Semana Santa, choque de civilizaciones
Si no existieran, alguien tendría que inventar los desfiles procesionales de la Semana Santa, porque siguen constituyendo uno de los escasos acontecimientos que despiertan pasiones encontradas en tiempos grises como los que corren. Sus partidarios y sus detractores son equidistantemente acérrimos. No suele existir la sensatez light del punto medio entre las posiciones de unos y de otros.
Actualizado:El choque de civilizaciones que pretendían Samuel Huntington a la medida de un tiempo heredado de la guerra fría, en el que el viejo Islam y los nuevos cruzados sustituyen ahora a la OTAN y al Pacto de Varsovia de la guerra fría, es un juego de niños si se compara con el pulso dialéctico entre los capillitas y los iconoclastas, a cuyo debate se unen otras dos fuerzas en liza: la de quienes están hasta las narices de que tanto esfuerzo se derroche en torno a una celebración tradicional y la de quienes, a senso contrario, se admiran de que la estética siga avivando el fuego de la polémica en un mundo marcadamente materialista.
Dicho todo esto, para quienes no participamos de la devoción religiosa ni de la afición a vestirse de pan mascao para seguir al Greñúo, con todos los respetos al Greñúo, al pan, a los aficionados y a los devotos, la cotidianeidad de estas fechas se convierte en una especie de jincana urbana, esquivando bullas y estudiando detenidamente los mapas, si uno vive en los aledaños de la Carrera Oficial, por ver cual es el camino más corto entre tu casa y el supermercado, si la línea recta no sirve en estos momentos históricos.

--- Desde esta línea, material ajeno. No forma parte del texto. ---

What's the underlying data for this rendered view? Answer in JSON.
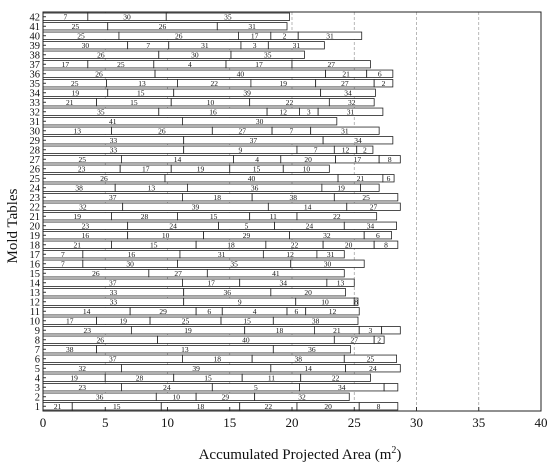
{
  "chart_data": {
    "type": "bar",
    "orientation": "horizontal",
    "stacked": true,
    "xlabel": "Accumulated Projected Area (m",
    "xlabel_sup": "2",
    "xlabel_end": ")",
    "ylabel": "Mold Tables",
    "xlim": [
      0,
      40
    ],
    "xticks": [
      0,
      5,
      10,
      15,
      20,
      25,
      30,
      35,
      40
    ],
    "grid": "vertical dashed",
    "legend": "none",
    "categories": [
      "1",
      "2",
      "3",
      "4",
      "5",
      "6",
      "7",
      "8",
      "9",
      "10",
      "11",
      "12",
      "13",
      "14",
      "15",
      "16",
      "17",
      "18",
      "19",
      "20",
      "21",
      "22",
      "23",
      "24",
      "25",
      "26",
      "27",
      "28",
      "29",
      "30",
      "31",
      "32",
      "33",
      "34",
      "35",
      "36",
      "37",
      "38",
      "39",
      "40",
      "41",
      "42"
    ],
    "bars": [
      {
        "table": "1",
        "segments": [
          {
            "label": "21",
            "value": 2.35
          },
          {
            "label": "15",
            "value": 7.15
          },
          {
            "label": "18",
            "value": 6.3
          },
          {
            "label": "22",
            "value": 4.6
          },
          {
            "label": "20",
            "value": 5.0
          },
          {
            "label": "8",
            "value": 3.1
          }
        ]
      },
      {
        "table": "2",
        "segments": [
          {
            "label": "36",
            "value": 9.1
          },
          {
            "label": "10",
            "value": 3.2
          },
          {
            "label": "29",
            "value": 4.7
          },
          {
            "label": "32",
            "value": 7.6
          }
        ]
      },
      {
        "table": "3",
        "segments": [
          {
            "label": "23",
            "value": 6.3
          },
          {
            "label": "24",
            "value": 7.3
          },
          {
            "label": "5",
            "value": 7.0
          },
          {
            "label": "34",
            "value": 6.8
          },
          {
            "label": "",
            "value": 1.1
          }
        ]
      },
      {
        "table": "4",
        "segments": [
          {
            "label": "19",
            "value": 5.0
          },
          {
            "label": "28",
            "value": 5.5
          },
          {
            "label": "15",
            "value": 5.5
          },
          {
            "label": "11",
            "value": 4.7
          },
          {
            "label": "22",
            "value": 5.6
          }
        ]
      },
      {
        "table": "5",
        "segments": [
          {
            "label": "32",
            "value": 6.3
          },
          {
            "label": "39",
            "value": 12.0
          },
          {
            "label": "14",
            "value": 6.0
          },
          {
            "label": "24",
            "value": 4.4
          }
        ]
      },
      {
        "table": "6",
        "segments": [
          {
            "label": "37",
            "value": 11.2
          },
          {
            "label": "18",
            "value": 5.6
          },
          {
            "label": "38",
            "value": 7.4
          },
          {
            "label": "25",
            "value": 4.2
          }
        ]
      },
      {
        "table": "7",
        "segments": [
          {
            "label": "38",
            "value": 4.3
          },
          {
            "label": "13",
            "value": 14.2
          },
          {
            "label": "36",
            "value": 6.2
          }
        ]
      },
      {
        "table": "8",
        "segments": [
          {
            "label": "26",
            "value": 9.2
          },
          {
            "label": "40",
            "value": 14.2
          },
          {
            "label": "27",
            "value": 3.2
          },
          {
            "label": "2",
            "value": 0.8
          }
        ]
      },
      {
        "table": "9",
        "segments": [
          {
            "label": "23",
            "value": 7.1
          },
          {
            "label": "19",
            "value": 9.1
          },
          {
            "label": "18",
            "value": 5.6
          },
          {
            "label": "21",
            "value": 3.6
          },
          {
            "label": "3",
            "value": 1.8
          },
          {
            "label": "",
            "value": 1.5
          }
        ]
      },
      {
        "table": "10",
        "segments": [
          {
            "label": "17",
            "value": 4.3
          },
          {
            "label": "19",
            "value": 4.3
          },
          {
            "label": "25",
            "value": 5.7
          },
          {
            "label": "15",
            "value": 4.2
          },
          {
            "label": "38",
            "value": 6.8
          }
        ]
      },
      {
        "table": "11",
        "segments": [
          {
            "label": "14",
            "value": 7.0
          },
          {
            "label": "29",
            "value": 5.3
          },
          {
            "label": "6",
            "value": 2.1
          },
          {
            "label": "4",
            "value": 5.2
          },
          {
            "label": "6",
            "value": 1.5
          },
          {
            "label": "12",
            "value": 4.3
          }
        ]
      },
      {
        "table": "12",
        "segments": [
          {
            "label": "33",
            "value": 11.3
          },
          {
            "label": "9",
            "value": 9.0
          },
          {
            "label": "10",
            "value": 4.7
          },
          {
            "label": "8",
            "value": 0.3
          }
        ]
      },
      {
        "table": "13",
        "segments": [
          {
            "label": "33",
            "value": 11.3
          },
          {
            "label": "36",
            "value": 7.0
          },
          {
            "label": "20",
            "value": 6.0
          }
        ]
      },
      {
        "table": "14",
        "segments": [
          {
            "label": "37",
            "value": 11.2
          },
          {
            "label": "17",
            "value": 4.6
          },
          {
            "label": "34",
            "value": 7.0
          },
          {
            "label": "13",
            "value": 2.2
          }
        ]
      },
      {
        "table": "15",
        "segments": [
          {
            "label": "26",
            "value": 8.5
          },
          {
            "label": "27",
            "value": 4.7
          },
          {
            "label": "41",
            "value": 11.0
          }
        ]
      },
      {
        "table": "16",
        "segments": [
          {
            "label": "7",
            "value": 3.2
          },
          {
            "label": "30",
            "value": 7.6
          },
          {
            "label": "35",
            "value": 9.1
          },
          {
            "label": "30",
            "value": 5.9
          }
        ]
      },
      {
        "table": "17",
        "segments": [
          {
            "label": "7",
            "value": 3.2
          },
          {
            "label": "16",
            "value": 7.8
          },
          {
            "label": "31",
            "value": 6.7
          },
          {
            "label": "12",
            "value": 4.3
          },
          {
            "label": "31",
            "value": 2.2
          }
        ]
      },
      {
        "table": "18",
        "segments": [
          {
            "label": "21",
            "value": 5.5
          },
          {
            "label": "15",
            "value": 6.8
          },
          {
            "label": "18",
            "value": 5.6
          },
          {
            "label": "22",
            "value": 4.6
          },
          {
            "label": "20",
            "value": 4.1
          },
          {
            "label": "8",
            "value": 1.9
          }
        ]
      },
      {
        "table": "19",
        "segments": [
          {
            "label": "16",
            "value": 6.8
          },
          {
            "label": "10",
            "value": 6.1
          },
          {
            "label": "29",
            "value": 6.9
          },
          {
            "label": "32",
            "value": 6.0
          },
          {
            "label": "6",
            "value": 2.2
          }
        ]
      },
      {
        "table": "20",
        "segments": [
          {
            "label": "23",
            "value": 6.8
          },
          {
            "label": "24",
            "value": 7.3
          },
          {
            "label": "5",
            "value": 4.5
          },
          {
            "label": "24",
            "value": 5.6
          },
          {
            "label": "34",
            "value": 4.2
          }
        ]
      },
      {
        "table": "21",
        "segments": [
          {
            "label": "19",
            "value": 5.5
          },
          {
            "label": "28",
            "value": 5.3
          },
          {
            "label": "15",
            "value": 5.8
          },
          {
            "label": "11",
            "value": 3.8
          },
          {
            "label": "22",
            "value": 6.4
          }
        ]
      },
      {
        "table": "22",
        "segments": [
          {
            "label": "32",
            "value": 6.4
          },
          {
            "label": "39",
            "value": 11.7
          },
          {
            "label": "14",
            "value": 6.3
          },
          {
            "label": "27",
            "value": 4.3
          }
        ]
      },
      {
        "table": "23",
        "segments": [
          {
            "label": "37",
            "value": 11.2
          },
          {
            "label": "18",
            "value": 5.6
          },
          {
            "label": "38",
            "value": 6.6
          },
          {
            "label": "25",
            "value": 5.1
          }
        ]
      },
      {
        "table": "24",
        "segments": [
          {
            "label": "38",
            "value": 5.8
          },
          {
            "label": "13",
            "value": 5.8
          },
          {
            "label": "36",
            "value": 10.8
          },
          {
            "label": "19",
            "value": 3.1
          },
          {
            "label": "",
            "value": 1.5
          }
        ]
      },
      {
        "table": "25",
        "segments": [
          {
            "label": "26",
            "value": 9.8
          },
          {
            "label": "40",
            "value": 13.9
          },
          {
            "label": "21",
            "value": 3.6
          },
          {
            "label": "6",
            "value": 0.9
          }
        ]
      },
      {
        "table": "26",
        "segments": [
          {
            "label": "23",
            "value": 6.2
          },
          {
            "label": "17",
            "value": 4.1
          },
          {
            "label": "19",
            "value": 4.7
          },
          {
            "label": "15",
            "value": 4.3
          },
          {
            "label": "10",
            "value": 3.7
          }
        ]
      },
      {
        "table": "27",
        "segments": [
          {
            "label": "25",
            "value": 6.3
          },
          {
            "label": "14",
            "value": 9.0
          },
          {
            "label": "4",
            "value": 3.8
          },
          {
            "label": "20",
            "value": 4.4
          },
          {
            "label": "17",
            "value": 3.5
          },
          {
            "label": "8",
            "value": 1.7
          }
        ]
      },
      {
        "table": "28",
        "segments": [
          {
            "label": "33",
            "value": 11.3
          },
          {
            "label": "9",
            "value": 9.1
          },
          {
            "label": "7",
            "value": 3.0
          },
          {
            "label": "12",
            "value": 1.8
          },
          {
            "label": "2",
            "value": 1.3
          }
        ]
      },
      {
        "table": "29",
        "segments": [
          {
            "label": "33",
            "value": 11.3
          },
          {
            "label": "37",
            "value": 11.2
          },
          {
            "label": "34",
            "value": 5.6
          }
        ]
      },
      {
        "table": "30",
        "segments": [
          {
            "label": "13",
            "value": 5.5
          },
          {
            "label": "26",
            "value": 8.1
          },
          {
            "label": "27",
            "value": 4.8
          },
          {
            "label": "7",
            "value": 3.1
          },
          {
            "label": "31",
            "value": 5.5
          }
        ]
      },
      {
        "table": "31",
        "segments": [
          {
            "label": "41",
            "value": 11.2
          },
          {
            "label": "30",
            "value": 12.4
          }
        ]
      },
      {
        "table": "32",
        "segments": [
          {
            "label": "35",
            "value": 9.3
          },
          {
            "label": "16",
            "value": 8.7
          },
          {
            "label": "12",
            "value": 2.6
          },
          {
            "label": "3",
            "value": 1.5
          },
          {
            "label": "31",
            "value": 5.2
          }
        ]
      },
      {
        "table": "33",
        "segments": [
          {
            "label": "21",
            "value": 4.3
          },
          {
            "label": "15",
            "value": 6.0
          },
          {
            "label": "10",
            "value": 6.3
          },
          {
            "label": "22",
            "value": 6.4
          },
          {
            "label": "32",
            "value": 3.6
          }
        ]
      },
      {
        "table": "34",
        "segments": [
          {
            "label": "19",
            "value": 5.2
          },
          {
            "label": "15",
            "value": 5.3
          },
          {
            "label": "39",
            "value": 11.8
          },
          {
            "label": "34",
            "value": 4.4
          }
        ]
      },
      {
        "table": "35",
        "segments": [
          {
            "label": "25",
            "value": 5.1
          },
          {
            "label": "13",
            "value": 5.7
          },
          {
            "label": "22",
            "value": 5.9
          },
          {
            "label": "19",
            "value": 5.2
          },
          {
            "label": "27",
            "value": 4.7
          },
          {
            "label": "2",
            "value": 1.5
          }
        ]
      },
      {
        "table": "36",
        "segments": [
          {
            "label": "26",
            "value": 9.0
          },
          {
            "label": "40",
            "value": 13.7
          },
          {
            "label": "21",
            "value": 3.3
          },
          {
            "label": "6",
            "value": 2.1
          }
        ]
      },
      {
        "table": "37",
        "segments": [
          {
            "label": "17",
            "value": 3.6
          },
          {
            "label": "25",
            "value": 5.3
          },
          {
            "label": "4",
            "value": 5.8
          },
          {
            "label": "17",
            "value": 5.3
          },
          {
            "label": "27",
            "value": 6.3
          }
        ]
      },
      {
        "table": "38",
        "segments": [
          {
            "label": "26",
            "value": 9.3
          },
          {
            "label": "30",
            "value": 5.8
          },
          {
            "label": "35",
            "value": 5.9
          }
        ]
      },
      {
        "table": "39",
        "segments": [
          {
            "label": "30",
            "value": 6.8
          },
          {
            "label": "7",
            "value": 3.3
          },
          {
            "label": "31",
            "value": 5.8
          },
          {
            "label": "3",
            "value": 2.2
          },
          {
            "label": "31",
            "value": 4.5
          }
        ]
      },
      {
        "table": "40",
        "segments": [
          {
            "label": "25",
            "value": 6.1
          },
          {
            "label": "26",
            "value": 9.6
          },
          {
            "label": "17",
            "value": 2.6
          },
          {
            "label": "2",
            "value": 2.2
          },
          {
            "label": "31",
            "value": 5.1
          }
        ]
      },
      {
        "table": "41",
        "segments": [
          {
            "label": "25",
            "value": 5.2
          },
          {
            "label": "26",
            "value": 8.8
          },
          {
            "label": "31",
            "value": 5.6
          }
        ]
      },
      {
        "table": "42",
        "segments": [
          {
            "label": "7",
            "value": 3.6
          },
          {
            "label": "30",
            "value": 6.3
          },
          {
            "label": "35",
            "value": 9.9
          }
        ]
      }
    ]
  }
}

¿Y qué decir cuando la banda de cornetas y tambores de turno, como cuarenta días antes ocurriese con el jaleo del carnaval, se superpone sobre la Heroica de Beethoven, los estupendos grammys de Amy cómo se llame o la canción del contrabandista de Javier Ruibal? ¿Alguien nos admitiría, en dicho caso, una denuncia por contaminación acústica?
Hay lugares, como Sevilla, donde el impacto de las procesiones sobre la vida diaria es de tales proporciones que ha dado lugar a nuevos e ingeniosos servicios públicos como el aparcamiento de carritos de niños que, esta Semana Santa, funciona en la Plaza Nueva. Pero se lió la grande cuando el Defensor del Pueblo de Andalucía, José Chamizo, admitió a trámite hace años la queja de algunos minusválidos a los que los pasos impedían u obstaculizaban el acceso a sus propias viviendas. ¿A qué venían unos cuantos cojos a conculcar el ancestral recorrido de las imágenes?, se molestaron algunos.
En Cádiz, todavía el diálogo entre los individuos puede superar el choque de civilizaciones. Cuando, el Domingo de Ramos, un penitente impidió que vadeara la fila de nazarenos para cruzar de una orilla a otra de la calle San Francisco para buscar una tiendecilla de desavíos, yo puse cara de pedirle explicaciones o la placa de policía para justificar tamaña prohibición. Claro que en eso se cruzó un majara que no atendió a su cortapisa e irrumpió en medio de la comitiva sin atender a razones, órdenes ni ceremoniales. Por debajo del capirote intuí la impotencia en sus ojos, pero también una media sonrisa cuando tiró la toalla: «¿Pues que pase quien quiera, joé!», musitó mientras se batía en retirada. El cortejo siguió su solemne camino y yo pude comprar un par de cocacolas, un cuarto de chopped-pork y unos tapones para los oídos.